ACTIONS COLLECTIVES
ODSE (Observatoire
du Droit à la Santé des Étrangers)
Il faut préserver la santé
des plus précaires en France
Lettre ouverte aux Parlementaires
Madame, Monsieur le Parlementaire,
Le Parlement a voté en décembre 2002, dans la loi de
finances rectificative 2002, les premiers éléments du
démembrement de l'accès aux soins des plus précaires
en France, les bénéficiaires de l'Aide Médicale
État.
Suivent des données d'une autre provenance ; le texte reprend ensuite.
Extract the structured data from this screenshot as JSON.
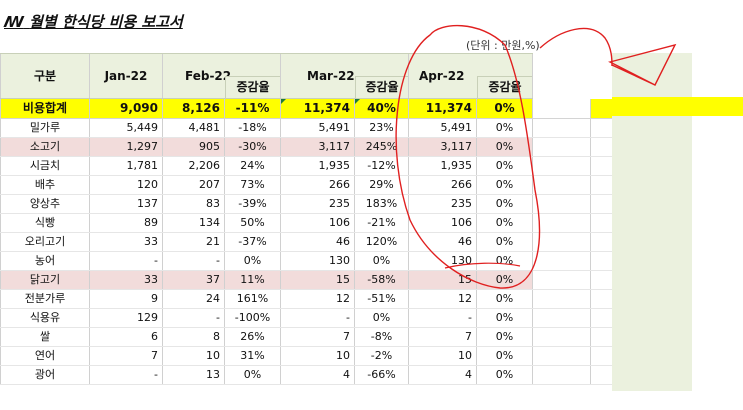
{
  "title": "월별 한식당 비용 보고서",
  "title_icon": "ꟿ",
  "unit": "(단위 : 만원,%)",
  "headers": {
    "item": "구분",
    "jan": "Jan-22",
    "feb": "Feb-22",
    "mar": "Mar-22",
    "apr": "Apr-22",
    "pct": "증감율"
  },
  "total": {
    "label": "비용합계",
    "jan": "9,090",
    "feb": "8,126",
    "feb_pct": "-11%",
    "mar": "11,374",
    "mar_pct": "40%",
    "apr": "11,374",
    "apr_pct": "0%"
  },
  "rows": [
    {
      "name": "밀가루",
      "jan": "5,449",
      "feb": "4,481",
      "feb_pct": "-18%",
      "mar": "5,491",
      "mar_pct": "23%",
      "apr": "5,491",
      "apr_pct": "0%",
      "hl": false
    },
    {
      "name": "소고기",
      "jan": "1,297",
      "feb": "905",
      "feb_pct": "-30%",
      "mar": "3,117",
      "mar_pct": "245%",
      "apr": "3,117",
      "apr_pct": "0%",
      "hl": true
    },
    {
      "name": "시금치",
      "jan": "1,781",
      "feb": "2,206",
      "feb_pct": "24%",
      "mar": "1,935",
      "mar_pct": "-12%",
      "apr": "1,935",
      "apr_pct": "0%",
      "hl": false
    },
    {
      "name": "배추",
      "jan": "120",
      "feb": "207",
      "feb_pct": "73%",
      "mar": "266",
      "mar_pct": "29%",
      "apr": "266",
      "apr_pct": "0%",
      "hl": false
    },
    {
      "name": "양상추",
      "jan": "137",
      "feb": "83",
      "feb_pct": "-39%",
      "mar": "235",
      "mar_pct": "183%",
      "apr": "235",
      "apr_pct": "0%",
      "hl": false
    },
    {
      "name": "식빵",
      "jan": "89",
      "feb": "134",
      "feb_pct": "50%",
      "mar": "106",
      "mar_pct": "-21%",
      "apr": "106",
      "apr_pct": "0%",
      "hl": false
    },
    {
      "name": "오리고기",
      "jan": "33",
      "feb": "21",
      "feb_pct": "-37%",
      "mar": "46",
      "mar_pct": "120%",
      "apr": "46",
      "apr_pct": "0%",
      "hl": false
    },
    {
      "name": "농어",
      "jan": "-",
      "feb": "-",
      "feb_pct": "0%",
      "mar": "130",
      "mar_pct": "0%",
      "apr": "130",
      "apr_pct": "0%",
      "hl": false
    },
    {
      "name": "닭고기",
      "jan": "33",
      "feb": "37",
      "feb_pct": "11%",
      "mar": "15",
      "mar_pct": "-58%",
      "apr": "15",
      "apr_pct": "0%",
      "hl": true
    },
    {
      "name": "전분가루",
      "jan": "9",
      "feb": "24",
      "feb_pct": "161%",
      "mar": "12",
      "mar_pct": "-51%",
      "apr": "12",
      "apr_pct": "0%",
      "hl": false
    },
    {
      "name": "식용유",
      "jan": "129",
      "feb": "-",
      "feb_pct": "-100%",
      "mar": "-",
      "mar_pct": "0%",
      "apr": "-",
      "apr_pct": "0%",
      "hl": false
    },
    {
      "name": "쌀",
      "jan": "6",
      "feb": "8",
      "feb_pct": "26%",
      "mar": "7",
      "mar_pct": "-8%",
      "apr": "7",
      "apr_pct": "0%",
      "hl": false
    },
    {
      "name": "연어",
      "jan": "7",
      "feb": "10",
      "feb_pct": "31%",
      "mar": "10",
      "mar_pct": "-2%",
      "apr": "10",
      "apr_pct": "0%",
      "hl": false
    },
    {
      "name": "광어",
      "jan": "-",
      "feb": "13",
      "feb_pct": "0%",
      "mar": "4",
      "mar_pct": "-66%",
      "apr": "4",
      "apr_pct": "0%",
      "hl": false
    }
  ],
  "colors": {
    "header_bg": "#ebf1de",
    "total_bg": "#ffff00",
    "highlight_row": "#f2dcdb",
    "annotation_ink": "#e02020"
  }
}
Il n'y a pas eu d'effet négatif pour l'instant car
la très forte mobilisation des acteurs de soins et des associations
a permis le blocage des mesures qui devaient être déclinées
par un décret.
Aujourd'hui, nous lisons dans le projet de loi de finances 2004, la
reprise annoncée par le gouvernement de ces mesures et l'ajout
d'autres restrictions.
Il s'agit :
-
de concrétiser la mise en place du ticket modérateur,
véritable ticket d'exclusion quand on doit compter chaque
euro pour survivre au quotidien
-
de ne plus prendre en compte que certains soins « médicalement
indispensables » : y aurait-il plusieurs catégories
d'êtres humains ? ceux pour qui un problème dermatologique
est médicalement indispensable (tout le monde) et les autres
(les sans papiers ) ?
Nous vous demandons instamment de lire ci-dessous pourquoi il ne faut
pas continuer dans cette voie.
1. De qui parle-t-on ?
Selon les chiffres publiés par l'IGAS : entre 153 000 et 170
000 personnes soit 0,26 % à 0.29 % de la population
vivant en France.
Ces personnes n'ont pas de papiers, pas droit au travail, pas de ressources
financières (en tout état de cause, moins de 566 euros
mensuels).
Elles ne demandent l'AME que lorsqu'elles ont besoin de soins, le plus
souvent très tard, parfois trop tard pour qu'on puisse les sauver.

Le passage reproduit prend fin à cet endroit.